Born: 2015 (estimated) Rescued: 2016

Lulingu is the youngest gorilla at GRACE, and is really adorable. All of the older females love Lulingu and try to carry her whenever her surrogate mother Pinga will let them. The GRACE caregivers think Lulingu (sometimes called “Luli”) is the perfect little gorilla because she always takes her food and medicine and loves the forest. She is adventurous and loves to climb high in trees. Lulingu has always had an independent nature — on her first day in the forest, she immediately climbed a tree and made her own nest! See her full story here.


Born: 2009 (estimated) Rescued: 2011

When Lubutu was about one and a half, he was rescued by the wildlife authority from four people illegally trying to sell him. He was extremely sick at the time from eating human foods. Despite his rough start, Lubutu adapted well to life at GRACE. Lubutu is now healthy and happy. He is silly and gentle and has endeared himself to every person who has met him. Lubutu is growing up and starting to show more silverback-like behavior, but he still loves to play — especially chasing and wrestling games with his best friend Shamavu!


Born: 2006 (estimated) Rescued: 2008

Kighoma was held captive in near the Tayna Nature Reserve in eastern DR Congo by a militia group. Such groups often keep young gorillas and other wildlife as mascots. He was rescued by a man named Kighoma, the brother of a local king, so that is how he got his name.Kighoma is the oldest of the males at GRACE and is currently the alpha male. He is a gentle leader, always looking out for the safety of the other gorillas in the group.


Born: 2012 (estimated) Rescued: 2014

Kalonge was confiscated by the Congolese wildlife authority in 2014 after villagers discovered her caught in a snare.
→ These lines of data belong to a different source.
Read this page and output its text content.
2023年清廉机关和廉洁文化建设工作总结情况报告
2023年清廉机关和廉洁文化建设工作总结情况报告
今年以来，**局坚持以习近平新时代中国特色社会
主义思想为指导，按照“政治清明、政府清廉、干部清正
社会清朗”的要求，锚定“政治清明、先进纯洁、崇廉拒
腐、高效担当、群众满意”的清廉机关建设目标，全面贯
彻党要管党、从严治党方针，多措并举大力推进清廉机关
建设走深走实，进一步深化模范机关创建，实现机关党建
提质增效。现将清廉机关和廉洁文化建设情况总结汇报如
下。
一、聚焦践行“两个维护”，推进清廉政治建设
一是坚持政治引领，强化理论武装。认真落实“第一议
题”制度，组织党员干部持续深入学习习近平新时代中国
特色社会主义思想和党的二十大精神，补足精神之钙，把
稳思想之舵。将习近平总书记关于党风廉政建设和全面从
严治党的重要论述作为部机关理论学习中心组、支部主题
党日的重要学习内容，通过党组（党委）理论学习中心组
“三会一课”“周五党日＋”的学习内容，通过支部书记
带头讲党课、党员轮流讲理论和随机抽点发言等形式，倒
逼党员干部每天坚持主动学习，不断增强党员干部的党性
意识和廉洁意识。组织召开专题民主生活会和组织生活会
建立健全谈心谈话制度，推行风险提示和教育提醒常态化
Today, she is one of the boldest members of the GRACE group. She is an energetic, rough-and-tumble gorilla who likes to play and have her own way. Kalonge can be a trouble-maker with high-ranking females like Pinga, because she wants to be in charge! Despite her leadership aspirations, little Kalonge has many friends and loves to play all day every day!


Born: 2003 (estimated) Rescued: 2004

Itebero was only about one-and-a-half years old when she was confiscated from poachers. She was named after the village in eastern DR Congo where she was rescued. Itebero is considered the smartest gorilla at GRACE by caregivers. She uses tools such as branches to help her access food out of her reach. She even has used the advanced “hammer-and-anvil” technique of cracking palm nuts to get to the oil inside, a method previously thought to be restricted to chimpanzees who are known for their tool-using abilities. Itebero’s tool use even made headlines!
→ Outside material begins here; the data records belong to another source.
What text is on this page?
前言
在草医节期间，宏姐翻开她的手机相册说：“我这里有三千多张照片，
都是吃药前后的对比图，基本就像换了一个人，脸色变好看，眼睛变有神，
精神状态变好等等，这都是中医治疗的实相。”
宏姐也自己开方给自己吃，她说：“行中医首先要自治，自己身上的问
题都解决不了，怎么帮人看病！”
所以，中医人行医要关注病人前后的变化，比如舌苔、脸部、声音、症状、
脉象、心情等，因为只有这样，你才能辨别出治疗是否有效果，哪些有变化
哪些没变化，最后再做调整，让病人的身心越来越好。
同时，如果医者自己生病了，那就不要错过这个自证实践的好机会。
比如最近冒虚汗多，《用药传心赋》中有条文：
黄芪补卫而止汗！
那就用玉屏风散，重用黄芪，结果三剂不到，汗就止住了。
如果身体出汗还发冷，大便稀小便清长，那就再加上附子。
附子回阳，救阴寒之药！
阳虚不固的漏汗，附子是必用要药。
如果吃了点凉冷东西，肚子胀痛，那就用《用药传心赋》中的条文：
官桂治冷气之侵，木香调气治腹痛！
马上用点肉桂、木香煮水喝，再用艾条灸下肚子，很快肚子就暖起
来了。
Born: 2007 (estimated) Rescued: 2009

On the day she was rescued, Amani was found stuffed into a plastic bag and was very dehydrated. She had a bullet lodged in her right leg as a result of the poaching incident that killed her family. While she is still a little slow and walks with a limp, she has healed well. Many of the GRACE caregivers believe that Amani is the most beautiful gorilla at GRACE because of her pretty face and sweet personality. She loves to play with the younger gorillas and is a peacemaker after conflicts within the group.
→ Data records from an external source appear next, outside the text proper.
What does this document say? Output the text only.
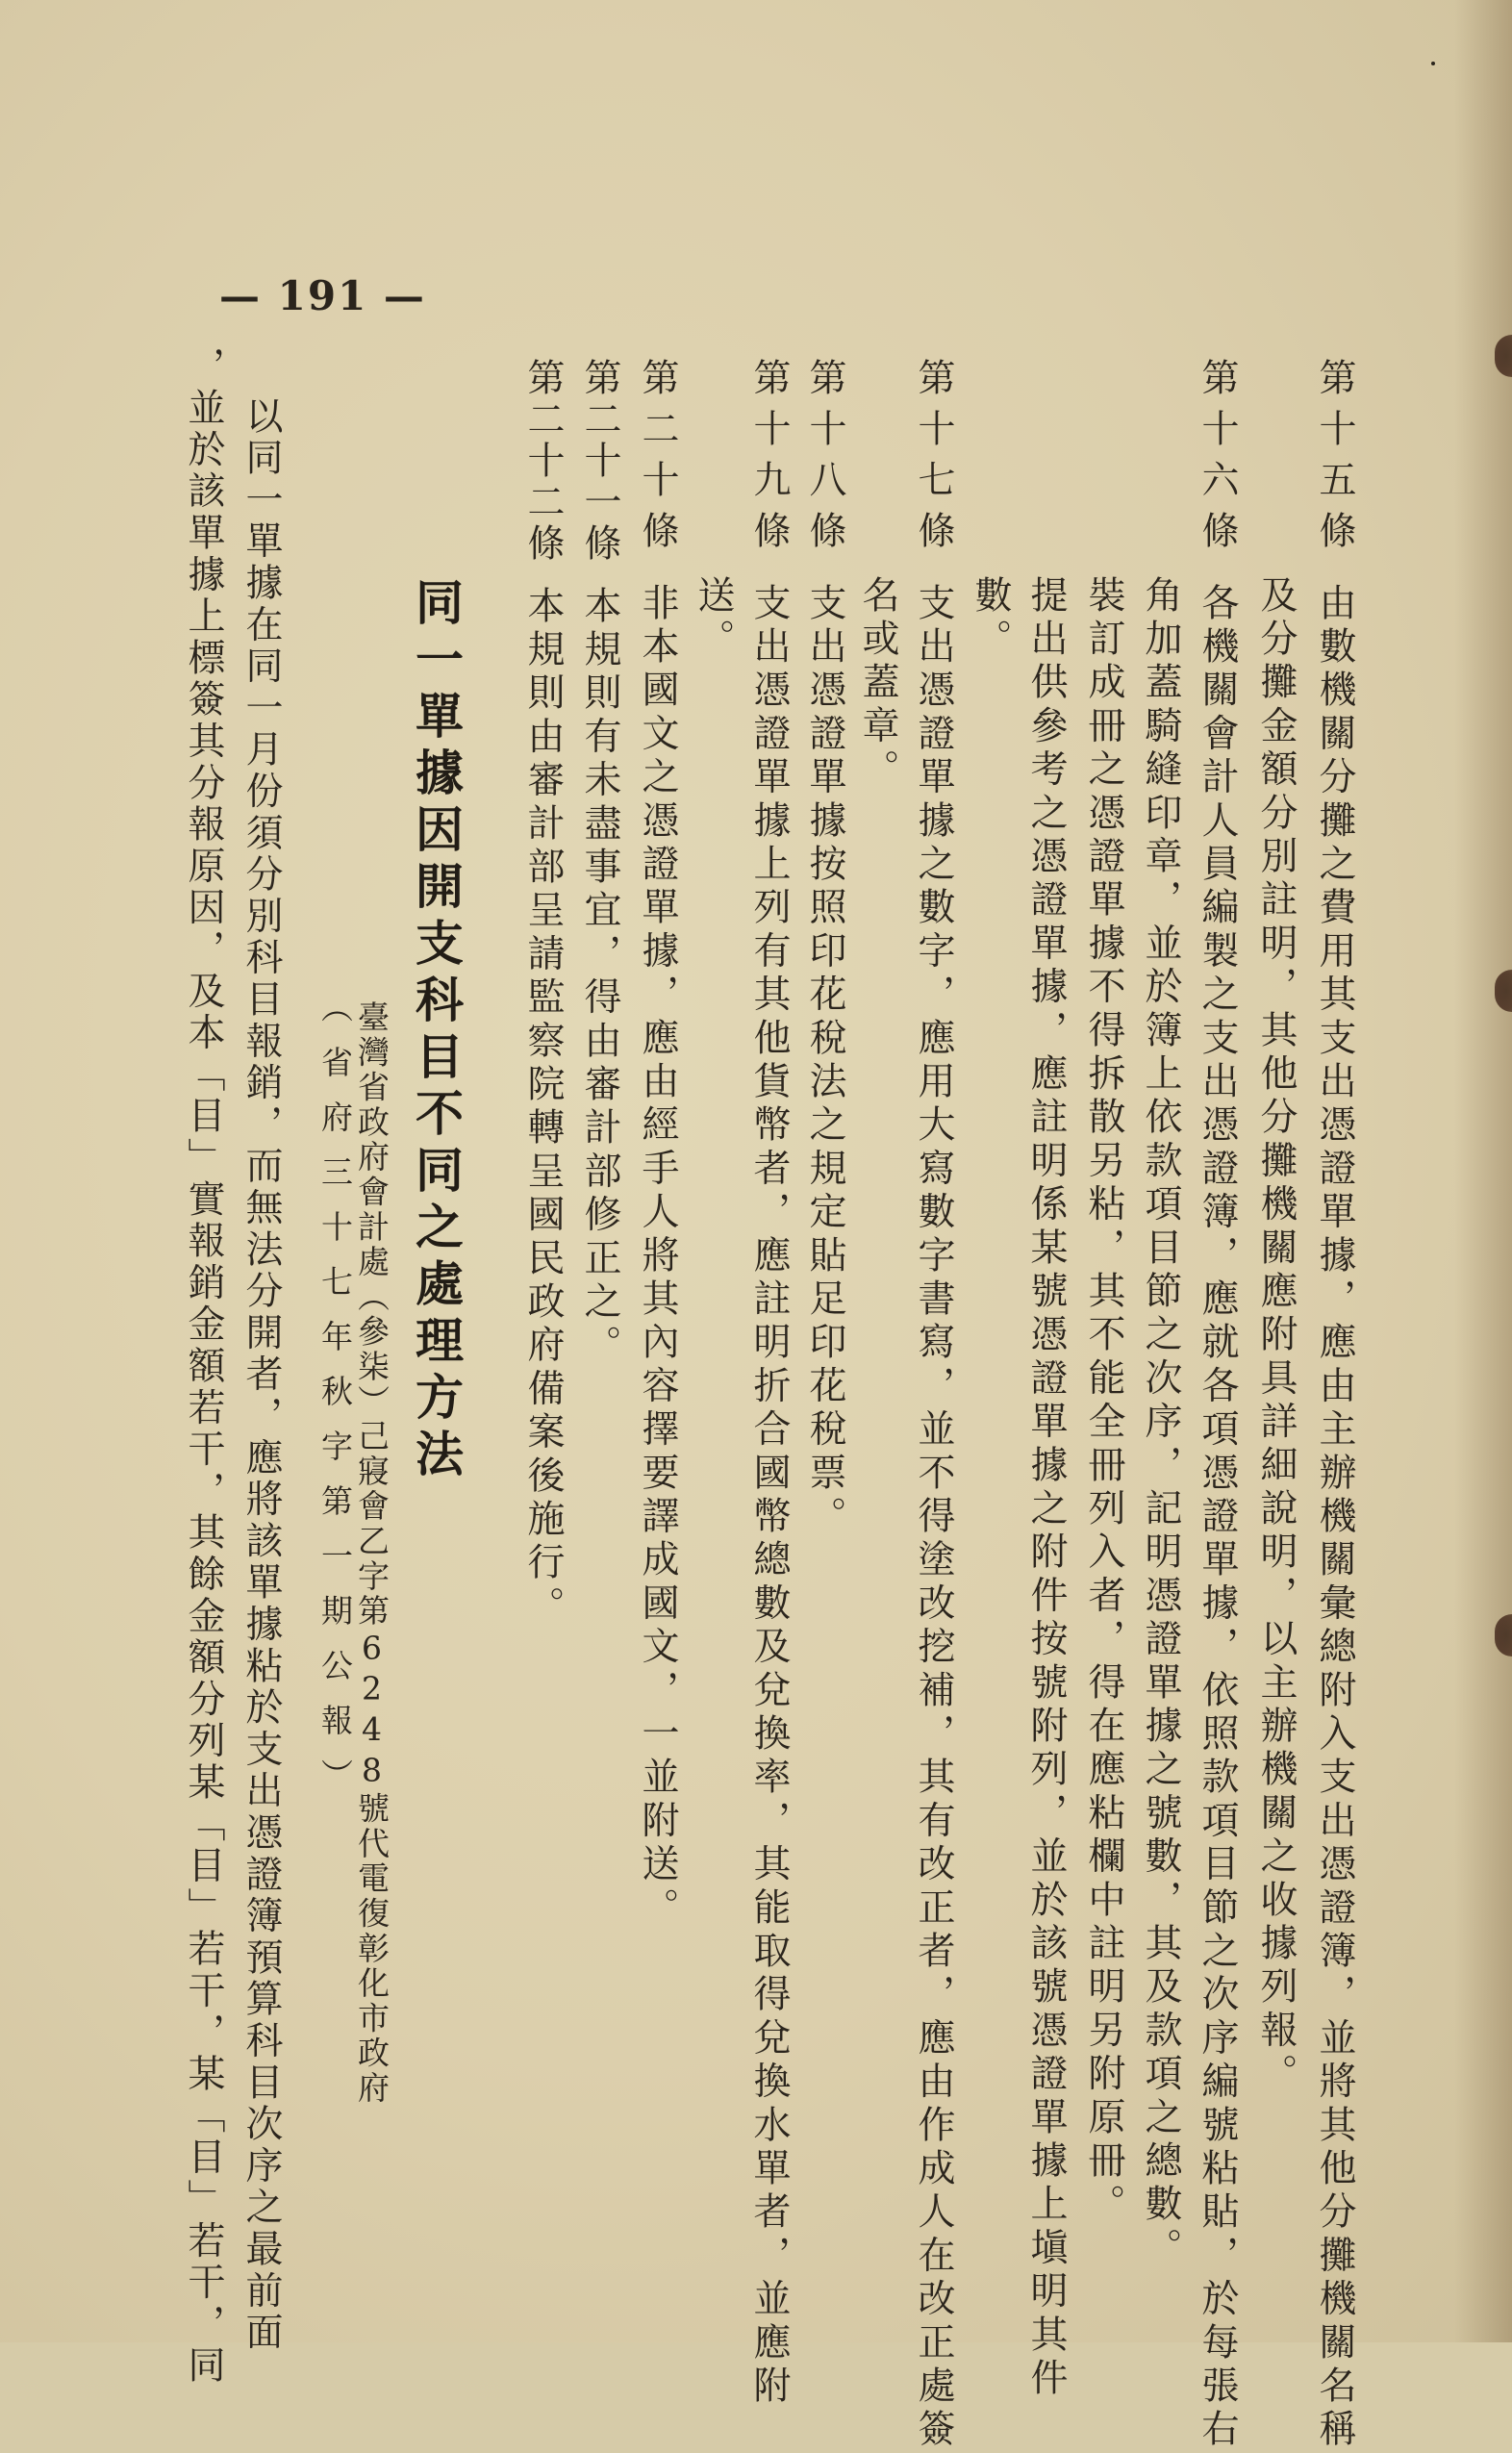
第十五條由數機關分攤之費用其支出憑證單據，應由主辦機關彙總附入支出憑證簿，並將其他分攤機關名稱
及分攤金額分別註明，其他分攤機關應附具詳細說明，以主辦機關之收據列報。
第十六條各機關會計人員編製之支出憑證簿，應就各項憑證單據，依照款項目節之次序編號粘貼，於每張右
角加蓋騎縫印章，並於簿上依款項目節之次序，記明憑證單據之號數，其及款項之總數。
裝訂成冊之憑證單據不得拆散另粘，其不能全冊列入者，得在應粘欄中註明另附原冊。
提出供參考之憑證單據，應註明係某號憑證單據之附件按號附列，並於該號憑證單據上塡明其件
數。
第十七條支出憑證單據之數字，應用大寫數字書寫，並不得塗改挖補，其有改正者，應由作成人在改正處簽
名或蓋章。
第十八條支出憑證單據按照印花稅法之規定貼足印花稅票。
第十九條支出憑證單據上列有其他貨幣者，應註明折合國幣總數及兌換率，其能取得兌換水單者，並應附
送。
第二十條非本國文之憑證單據，應由經手人將其內容擇要譯成國文，一並附送。
第二十一條本規則有未盡事宜，得由審計部修正之。
第二十二條本規則由審計部呈請監察院轉呈國民政府備案後施行。
同一單據因開支科目不同之處理方法
臺灣省政府會計處（參柒）己寢會乙字第6248號代電復彰化市政府
（省府三十七年秋字第一期公報）
以同一單據在同一月份須分別科目報銷，而無法分開者，應將該單據粘於支出憑證簿預算科目次序之最前面
，並於該單據上標簽其分報原因，及本「目」實報銷金額若干，其餘金額分列某「目」若干，某「目」若干，同
— 191 —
Born: 2011 (estimated) Rescued: 2012

Isangi’s family was killed by poachers when she was around 9 months old. Isangi is tough young gorilla for surviving the ordeal that took her from her family group. She walks around almost as if she is the dominant female, like nothing can harm her. She is quite mischievous, and really loves her food. She tries to sneak tasty treats from the caregiver’s food buckets, and will even try and steal food from other gorillas.p.